Originally posted by Rondec At one time, real updates were pretty easy, but now the software is so good that it is probably hard to have real improvements from one version to the next.
You have of course a point and I agree that's why Adobe ultimately went to subscriptions only, as too few customers would have decided that they needed the latest small epsilon improvements.
Having said that, in Capture One's case, there is a ton of limitations that should be lifted and in their entirety respective improvements would significantly improve productivity.
Just to name a few glaring issues, Capture One has no "virtual copy" concept (as Lightroom does), it's "variant" notion is drastically weaker so one has to apply workarounds to say organise colour versions and B&W versions of the same images into different albums. One cannot see the contents of sub-folders when selecting a super-folder, forcing one to visit all sub-folders individually when looking for a particular image. It is not possible to overwrite existing exported images either, which forces one to remove them manually before exporting again, involving navigating to the output folder. There is no per-image history in Capture One, which incidentally makes the recently introduced "before/after" feature entirely useless. The latter is a joke that cannot do more than give one a warm and fuzzy feeling of how much the final image looks different to the unedited version. As a tool to judge the latest editing steps, it is 100% useless. I could go on and on; there are seriously so many things to fix in Capture One that I would gladly pay extra if they only fixed a subset which is relevant to me. In a particular case, it would be just undoing a removal of a feature which lead to worse usability compared to previous versions.
Instead of addressing frequently pointed out issues, Capture One introduced functionality that no one publicly asked for. For instance, the ability to annotate images with directions for retouchers appears to only serve a tiny fraction of C1 users who actually outsource further retouching. Compared to that, the user base that would benefit from implementing commonly requested features would be much larger.
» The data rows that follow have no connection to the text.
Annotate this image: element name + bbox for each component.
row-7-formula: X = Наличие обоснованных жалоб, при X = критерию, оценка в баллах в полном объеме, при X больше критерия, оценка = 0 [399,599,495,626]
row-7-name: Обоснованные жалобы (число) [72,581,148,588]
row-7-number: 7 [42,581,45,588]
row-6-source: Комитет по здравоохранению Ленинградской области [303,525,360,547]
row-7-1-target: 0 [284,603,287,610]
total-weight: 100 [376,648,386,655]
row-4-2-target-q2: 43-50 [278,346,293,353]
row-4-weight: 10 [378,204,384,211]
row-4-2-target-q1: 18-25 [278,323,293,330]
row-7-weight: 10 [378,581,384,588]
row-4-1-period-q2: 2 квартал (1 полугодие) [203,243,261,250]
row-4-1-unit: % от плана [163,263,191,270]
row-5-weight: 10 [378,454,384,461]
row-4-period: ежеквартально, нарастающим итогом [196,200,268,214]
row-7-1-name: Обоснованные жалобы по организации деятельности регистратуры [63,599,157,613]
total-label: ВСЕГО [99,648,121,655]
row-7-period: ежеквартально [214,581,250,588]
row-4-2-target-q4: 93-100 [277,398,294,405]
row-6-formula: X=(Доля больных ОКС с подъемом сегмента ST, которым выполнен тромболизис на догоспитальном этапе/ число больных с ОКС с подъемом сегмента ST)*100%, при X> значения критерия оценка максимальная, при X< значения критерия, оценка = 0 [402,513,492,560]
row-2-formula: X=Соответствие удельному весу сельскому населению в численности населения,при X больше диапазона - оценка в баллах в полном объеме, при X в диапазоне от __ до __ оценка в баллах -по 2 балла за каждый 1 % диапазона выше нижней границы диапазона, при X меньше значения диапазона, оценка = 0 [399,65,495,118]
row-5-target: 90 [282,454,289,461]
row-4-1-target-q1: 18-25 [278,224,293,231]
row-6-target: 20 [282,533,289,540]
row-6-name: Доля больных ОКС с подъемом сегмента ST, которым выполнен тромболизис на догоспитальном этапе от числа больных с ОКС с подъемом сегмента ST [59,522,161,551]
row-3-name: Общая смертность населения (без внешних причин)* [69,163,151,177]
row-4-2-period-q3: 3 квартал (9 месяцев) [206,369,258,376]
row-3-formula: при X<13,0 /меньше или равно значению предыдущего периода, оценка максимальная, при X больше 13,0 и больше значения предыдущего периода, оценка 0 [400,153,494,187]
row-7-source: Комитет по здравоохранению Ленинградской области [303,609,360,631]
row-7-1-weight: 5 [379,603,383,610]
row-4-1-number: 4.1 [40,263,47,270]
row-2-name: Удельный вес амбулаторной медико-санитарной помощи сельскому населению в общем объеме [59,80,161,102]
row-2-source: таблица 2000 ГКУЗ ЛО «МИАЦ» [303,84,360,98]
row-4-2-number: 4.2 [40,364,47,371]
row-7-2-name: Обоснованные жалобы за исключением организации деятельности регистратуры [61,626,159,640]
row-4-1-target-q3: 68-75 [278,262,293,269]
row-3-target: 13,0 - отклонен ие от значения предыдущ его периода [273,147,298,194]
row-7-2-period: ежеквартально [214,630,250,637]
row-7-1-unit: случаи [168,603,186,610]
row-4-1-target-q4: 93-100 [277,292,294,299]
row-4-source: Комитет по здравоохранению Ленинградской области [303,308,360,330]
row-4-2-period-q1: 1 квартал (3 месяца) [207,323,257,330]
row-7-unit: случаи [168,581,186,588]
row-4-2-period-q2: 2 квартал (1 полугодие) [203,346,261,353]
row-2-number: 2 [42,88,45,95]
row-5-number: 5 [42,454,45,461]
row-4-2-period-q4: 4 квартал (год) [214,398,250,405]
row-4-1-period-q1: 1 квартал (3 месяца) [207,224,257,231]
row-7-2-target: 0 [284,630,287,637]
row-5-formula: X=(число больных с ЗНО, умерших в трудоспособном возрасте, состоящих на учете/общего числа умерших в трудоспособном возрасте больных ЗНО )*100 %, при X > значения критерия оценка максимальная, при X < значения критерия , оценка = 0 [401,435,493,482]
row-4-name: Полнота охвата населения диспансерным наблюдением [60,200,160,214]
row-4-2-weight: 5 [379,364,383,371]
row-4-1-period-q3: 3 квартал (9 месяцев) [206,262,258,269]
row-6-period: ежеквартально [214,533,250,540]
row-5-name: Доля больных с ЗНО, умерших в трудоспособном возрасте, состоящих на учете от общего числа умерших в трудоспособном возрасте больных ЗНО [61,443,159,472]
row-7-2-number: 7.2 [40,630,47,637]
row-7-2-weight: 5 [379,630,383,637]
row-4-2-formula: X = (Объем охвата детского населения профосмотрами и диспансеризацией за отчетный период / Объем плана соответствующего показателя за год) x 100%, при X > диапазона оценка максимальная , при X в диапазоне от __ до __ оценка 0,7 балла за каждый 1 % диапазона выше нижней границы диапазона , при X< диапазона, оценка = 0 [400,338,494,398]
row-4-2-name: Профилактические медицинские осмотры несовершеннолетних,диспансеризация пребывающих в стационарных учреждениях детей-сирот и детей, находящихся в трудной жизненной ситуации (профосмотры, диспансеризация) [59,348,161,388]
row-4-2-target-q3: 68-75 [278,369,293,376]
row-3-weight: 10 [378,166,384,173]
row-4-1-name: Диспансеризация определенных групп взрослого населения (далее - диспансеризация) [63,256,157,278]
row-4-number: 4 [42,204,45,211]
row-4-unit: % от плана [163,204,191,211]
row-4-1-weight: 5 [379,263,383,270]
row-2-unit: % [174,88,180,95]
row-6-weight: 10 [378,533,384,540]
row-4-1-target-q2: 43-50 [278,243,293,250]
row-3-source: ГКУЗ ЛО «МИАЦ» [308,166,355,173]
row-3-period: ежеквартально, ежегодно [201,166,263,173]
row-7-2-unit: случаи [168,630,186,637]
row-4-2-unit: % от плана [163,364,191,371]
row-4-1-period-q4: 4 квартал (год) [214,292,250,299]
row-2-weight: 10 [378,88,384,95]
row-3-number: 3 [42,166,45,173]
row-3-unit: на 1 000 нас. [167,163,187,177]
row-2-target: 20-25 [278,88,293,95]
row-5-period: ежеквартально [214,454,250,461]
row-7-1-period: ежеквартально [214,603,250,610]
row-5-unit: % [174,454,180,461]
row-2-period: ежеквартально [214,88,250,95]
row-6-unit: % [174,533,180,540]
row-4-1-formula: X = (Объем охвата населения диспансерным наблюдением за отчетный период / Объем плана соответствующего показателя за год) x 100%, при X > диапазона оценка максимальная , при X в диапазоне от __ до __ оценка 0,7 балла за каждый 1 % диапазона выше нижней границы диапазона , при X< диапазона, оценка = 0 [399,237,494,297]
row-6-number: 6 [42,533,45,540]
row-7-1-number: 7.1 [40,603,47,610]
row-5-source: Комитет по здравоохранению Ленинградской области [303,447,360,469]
The same can be said about "speed editing". While it is a good feature, in principle, I never read any post in the "feature requests" forum suggesting this form of interaction. I wrote "in principle", because the people who stand to benefit from the "speed editing" feature the most, should already own some type of console that achieves the same goal, often in a better way. I don't want to argue that a company should never make improvements that weren't suggested by customers, on the contrary, but when there is a host of issues to fix and a host of frequently requested features to implement, perhaps unsolicited ideas (or those coming from unrepresentative focus groups) should be followed up with a lower priority.
Judging from the responses to V21, while some liked the speed editing feature, the overwhelming response was that V21 was a disappointment and felt much more like an update evolution, rather than a full price upgrade.
Last edited by Class A; 01-07-2021 at 06:11 AM.